Cette œuvre palestinienne marquante a été l'un des moments forts des JCA.
Elia Suleïman n'a rien oublié des Palestiniens de 1948. Il a gardé le souvenir de ces soldats israéliens attaquant un village du côté de Nasirah, dans El Jalil. Fouad, son père, a tenté, avec d'autres jeunes, de résister aux occupants. Ce n'était plus possible face à une armée bien entraînée par les Anglais. Le maire, coiffé de tarbouche rouge, capitulait avant d'être « invité » à se faire prendre en photo avec les nouveaux maîtres. Les soldats israéliens marchaient avec la keffieh sur la tête dans les rues sinueuses et silencieuses du village. Ils voulaient créer la confusion. C'était le 16 juillet 1948, le début d'une longue histoire... Dans Le Temps qui reste (The Time That Remains), projeté mardi soir à la salle Cosmos, à Riadh El Feth, à la faveur des premières journées cinématographiques d'Alger, Elia Suleïman a relu les carnets de son père (mort d'un cancer) et les lettres de sa mère.
Du coup, l'œuvre ressemble à une autobiographie poétique. Jeune et vigoureux, Fouad Suleïman, joué par Saleh Bakri, tente, dans un village envahi, de bricoler des armes. Mais pour qui ? Les autres ont lâché prise, lui reste fier... Il est vite repéré par les militaires israéliens qui lui bandent les yeux, ligotent ses mains derrière le dos et le mettent à genoux dans un champ d'oliviers. Il est parmi des dizaines d'autres prisonniers. Ces images rappellent curieusement celles vues à Guantanamo Bay ! Les soldats vident les maisons du village, l'un d'eux met en marche un gramophone : la voix de Leïla Mourad, chanteuse égyptienne d'origine juive, se lève : « Ana, qalbi dalili, kali bithibi » (mon cœur, mon guide, m'a dit que tu es amoureuse)... le mouvement des militaires ressemble à des gestes de théâtre. C'est l'une des marques de fabrique de Elia Suleïman, justement. « Je me balade beaucoup, je regarde et je m'imprègne de ce que je vois. J'aime les arts de la scène, j'aime les mouvements des corps », a-t-il toujours dit.
Des scènes sublimes
Et puis, le temps passe... Le petit Suleïman, qui ne parle pas dans le film, dit pourtant des « choses » qui déplaisent au directeur de l'école. « Qui t'a appris à dire que l'Amérique est colonialiste ? Que l'Amérique est impérialiste ? ». Les questions du directeur ne trouvent pas de réponse. Le petit Suleïman préfère regarder ses souliers. Il se fait un malin plaisir de jeter dans la poubelle le plat de lentilles d'Olga, la voisine israélienne. La mère, incarnée par Samar Tanus, ne cesse d'écrire à sa cousine Nadia, réfugiée en Jordanie. Olga, elle, entre comme elle veut et quand elle veut chez ses voisins. Elle sait tout. Fouad fume sans arrêt. Sa santé en prend un coup. Le soir, il pêche comme s'il cherchait quelque chose dans la mer obscure. La pêche se fait pourtant sous surveillance militaire. Chaque soir, la patrouille arrive et pose la même question : « Alors, ça mord bien ? ». Le compagnon de Fouad répond toujours en hébreu, comme pour rassurer les militaires. La méfiance à l'égard des Palestiniens de l'intérieur n'a jamais cessé. La police débarque chez Fouad Suleïman et l'accuse de faire de la contrebande d'armes vers le Liban.

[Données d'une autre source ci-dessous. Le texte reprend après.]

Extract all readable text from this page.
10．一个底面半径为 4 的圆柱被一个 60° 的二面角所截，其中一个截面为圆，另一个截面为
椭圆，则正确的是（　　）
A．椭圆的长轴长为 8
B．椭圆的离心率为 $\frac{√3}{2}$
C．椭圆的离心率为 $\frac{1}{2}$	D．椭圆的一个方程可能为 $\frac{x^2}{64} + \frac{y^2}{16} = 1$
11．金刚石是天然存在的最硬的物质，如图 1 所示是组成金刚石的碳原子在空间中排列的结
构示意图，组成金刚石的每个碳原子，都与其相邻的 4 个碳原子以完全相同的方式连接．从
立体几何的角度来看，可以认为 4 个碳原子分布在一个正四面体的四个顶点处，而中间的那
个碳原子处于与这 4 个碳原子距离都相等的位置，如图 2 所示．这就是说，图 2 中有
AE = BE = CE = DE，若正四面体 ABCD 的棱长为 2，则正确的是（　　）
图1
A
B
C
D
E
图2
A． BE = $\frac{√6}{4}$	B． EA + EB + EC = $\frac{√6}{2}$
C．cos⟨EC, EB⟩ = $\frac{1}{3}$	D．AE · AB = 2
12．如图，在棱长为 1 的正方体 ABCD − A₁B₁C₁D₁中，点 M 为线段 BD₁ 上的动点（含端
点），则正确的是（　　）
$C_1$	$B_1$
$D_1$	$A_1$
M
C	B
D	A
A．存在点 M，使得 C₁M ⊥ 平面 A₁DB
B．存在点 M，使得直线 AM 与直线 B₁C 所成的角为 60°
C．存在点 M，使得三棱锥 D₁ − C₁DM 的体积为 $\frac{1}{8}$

Une police qui prend du bourghol (blé concassé) pour de la poudre d'explosif ! Elia Suleïman adore se moquer de la simplicité, de la violence et de l'obsession sécuritaire mais sans forcer le trait. L'humour n'est jamais loin. Il y a par exemple, ce voisin ivre qui, habillé en pyjama, menace chaque jour de s'immoler mais qui ne le fait pas. Il se dit désespéré. Et puis, le temps coule… Elia Suleïman (joué par lui-même comme il l'avait fait dans Chronique d'une disparition, en 1996) revient à sa maison, située en haut d'un jardin, beau quartier quand même. Un policier qui fait de la vaisselle, y habite. Un Palestinien ? Un Israélien ? Le policier l'accueille et lui offre un plat de taboulé. Elia est revenu rendre visite à une mère malade. Une mère qui s'installe au balcon, qui prend tranquillement son café et qui ne fait même pas attention à un feu d'artifice lointain. Une mère silencieuse comme Elia. Il l'a regarde presque en continu. Regard mélancolique. La mère, chrétienne, attend la mort. Elle est déjà dans l'au-delà, dans les jardins du Ciel... Elia se rend à Ramallah dans les territoires palestiniens. Il voit au loin un jeune sortir d'une maison pour déposer un sac dans la poubelle.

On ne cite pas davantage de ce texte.